William P. Young, the author of the best-selling novel “The Shack,” which was made into a major motion picture and decried by some as containing blasphemous and false doctrine, outlined in a recent interview that he believes people are still given chances to receive Christ’s sacrifice after death, remarking, “I don’t think the story is over just because you die.” An acquaintance of Young’s, who has long expressed concern about the popular author, says that he is saddened that some are so willing to accept such false teaching from Young.
Eternity News published an article about Young on Wednesday, sharing content of an interview that it conducted with the writer as it discussed his part in the new documentary “The Heart of Man,” as well as his beliefs about what the consequences are in this life and upon death if the prodigal son does not return to the Father.
“You’re putting a ‘[if you] don’t return’ as if death is the final arbiter,” Young replied.
Young, who also published a controversial book last year entitled “Lies We Believe About God,” said that he holds a different view than most, as he believes that when the Scriptures state that “neither death nor life … shall be able to separate us from the love of God,” it means all men, and not just Christians.
“[E]very time the New Testament talks about the issue of judgment, it talks about krisis—the Greek word for judgment—and it’s a crisis. You’re going to enter a crisis, and I don’t think the story is over; I don’t think death is our damnation,” Young claimed.
He stated that while he believes Jesus is both savior and judge, and that men receive the ramifications of their choices, they can still potentially change their mind as God continues to pursue them.
“I think that Jesus is both our salvation and rightful judge, but that judgment is intended for our good, not our harm,” Young said. “So, what does it mean? Well, you get to experience the losses of your choices, and that’s no fun. I mean it’s devastating.”
When asked if he meant only in this life or for eternity, he said that it depends on whether the person continues to hold to their choice after death.

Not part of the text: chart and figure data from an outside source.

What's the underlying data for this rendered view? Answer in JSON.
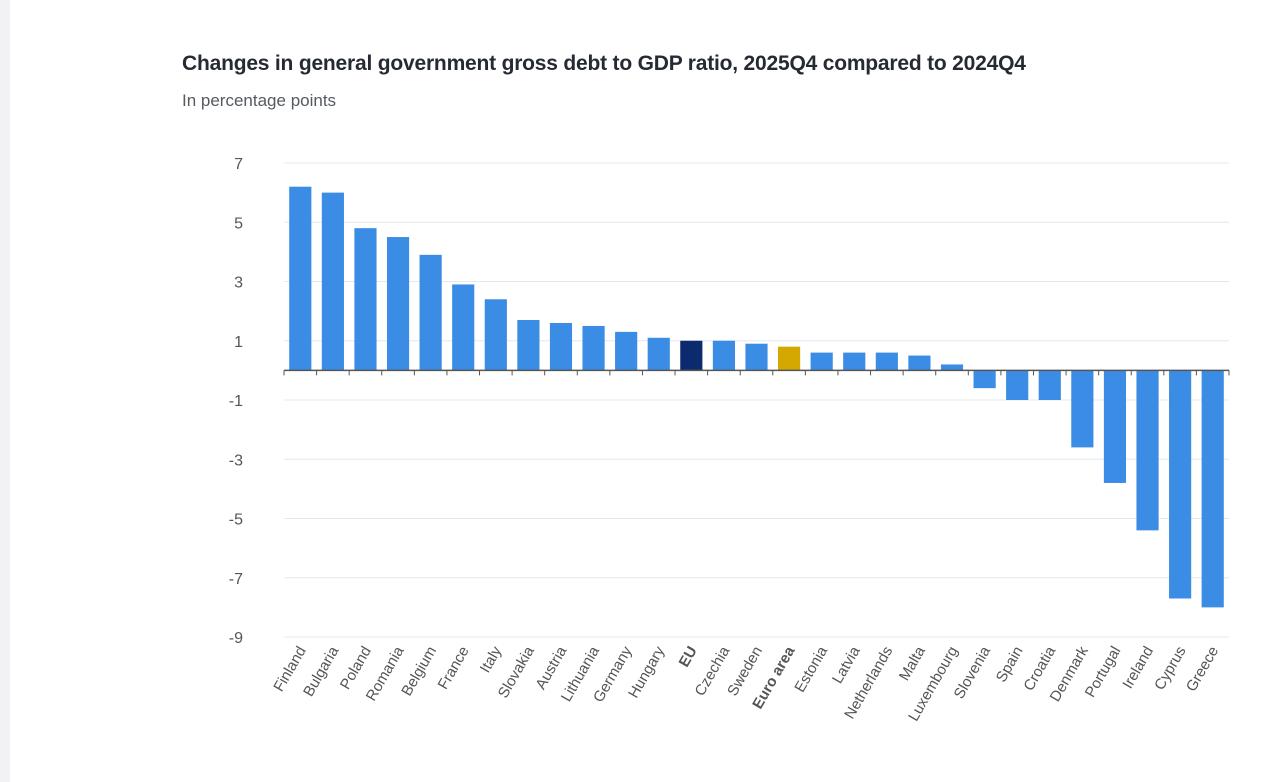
{
  "chart_data": {
    "type": "bar",
    "title": "Changes in general government gross debt to GDP ratio, 2025Q4 compared to 2024Q4",
    "subtitle": "In percentage points",
    "xlabel": "",
    "ylabel": "",
    "ylim": [
      -9,
      7
    ],
    "yticks": [
      7,
      5,
      3,
      1,
      -1,
      -3,
      -5,
      -7,
      -9
    ],
    "grid": true,
    "categories": [
      "Finland",
      "Bulgaria",
      "Poland",
      "Romania",
      "Belgium",
      "France",
      "Italy",
      "Slovakia",
      "Austria",
      "Lithuania",
      "Germany",
      "Hungary",
      "EU",
      "Czechia",
      "Sweden",
      "Euro area",
      "Estonia",
      "Latvia",
      "Netherlands",
      "Malta",
      "Luxembourg",
      "Slovenia",
      "Spain",
      "Croatia",
      "Denmark",
      "Portugal",
      "Ireland",
      "Cyprus",
      "Greece"
    ],
    "values": [
      6.2,
      6.0,
      4.8,
      4.5,
      3.9,
      2.9,
      2.4,
      1.7,
      1.6,
      1.5,
      1.3,
      1.1,
      1.0,
      1.0,
      0.9,
      0.8,
      0.6,
      0.6,
      0.6,
      0.5,
      0.2,
      -0.6,
      -1.0,
      -1.0,
      -2.6,
      -3.8,
      -5.4,
      -7.7,
      -8.0
    ],
    "highlight": {
      "EU": "#0c2a6e",
      "Euro area": "#d4a800"
    },
    "bold_categories": [
      "EU",
      "Euro area"
    ],
    "colors": {
      "bar": "#3a8ce4",
      "grid": "#e4e8ee",
      "axis": "#555555",
      "tick_label": "#555555"
    }
  }
}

“[The consequences are] potentially for eternity, if you keep holding on to it. But I don’t think the story is over just because you die,” Young stated. “I think there is an ongoing relational confrontation between the One who knows you best and loves you best. Potentially forever and, potentially, you could say ‘no’ forever. How someone could do that I don’t know, but definitely that tension is held in Scripture for sure.”
However, James B. DeYoung, author of “Burning Down the Shack: How the ‘Christian’ Bestseller is Deceiving Millions” and an acquaintance of Young, told Christian News Network that he has long known that Young espoused this belief and tried to warn Christians about it when “The Shack” novel and movie craze were taking place.
“He strongly asserted it first in a paper he delivered in 2004 to a Christian think tank that he and I started in 1997. Then, last year in his non-fiction book, ‘Lies We Believe about God’ (2017) he devoted a whole chapter (#21) to assert that death is not more powerful than God, that God can reach people after death and bring them to Himself,” DeYoung explained. “He rejects [the] evangelical belief that asserts that death is final.”
“Interestingly, most people don’t realize that the corollary to this teaching is the belief that Hell will eventually be emptied—that everyone there, including the devil and fallen angels, will repent. [That] the fires of Hell are corrective and restorative, and all will go out and enter Heaven,” he warned.
DeYoung said that this belief is not supported by Scripture, which teaches that judgment is final and none can cross from Hell into Heaven.
“Hebrews 9:27 [notes] this limited course of events: ‘It is appointed for people once to die, and after this comes judgment.’ Again, in Jesus’ parable of the rich man and Lazarus (Luke 16), the major declaration is that the separate location of the wicked and the righteous is unchangeable and fixed,” he outlined.
“Further, Jesus, at the end of his parable of the sheep and the goats (Matthew 25), speaks of ‘eternal torment’ for the wicked, and ‘eternal life’ for the righteous. These words assume clearly that destinies are fixed (since they are ‘eternal’),” DeYoung continued. “Finally, the rest of Jesus’ teaching about the afterlife assumes a fixed destiny; there is not even a hint that a destiny either way can be altered after death.”
DeYoung has written three books to counter Young’s teachings, including the aforementioned “Burning Down the Shack,” as well as “Lies Paul Young Believes About God” and “Exposing Universalism,” which also cites the beliefs of Brian McLaren and Rob Bell.
“For fourteen years I have been asserting that Paul Young advocates universal reconciliation (also known as universal salvation) in all his novels, including ‘Crossroads’  and ‘Eve’ ) and the movie ‘The Shack.’ My views were generally rejected. Now the ‘genie is out of the bottle,'” he said.
DeYoung further noted that in Young’s “Lies We Believe About God” book, the 28 so-called lies cited include the beliefs that “sin separates people from God,” “you need to get saved,” “God is in control” and “the cross was God’s idea.”
“In light of his non-fiction book, I’m surprised that people are so uninformed regarding his stated beliefs; and I’m saddened that so many find no fault with them—beliefs that the Christian Church has labeled for almost two thousand years as heresy,” he lamented.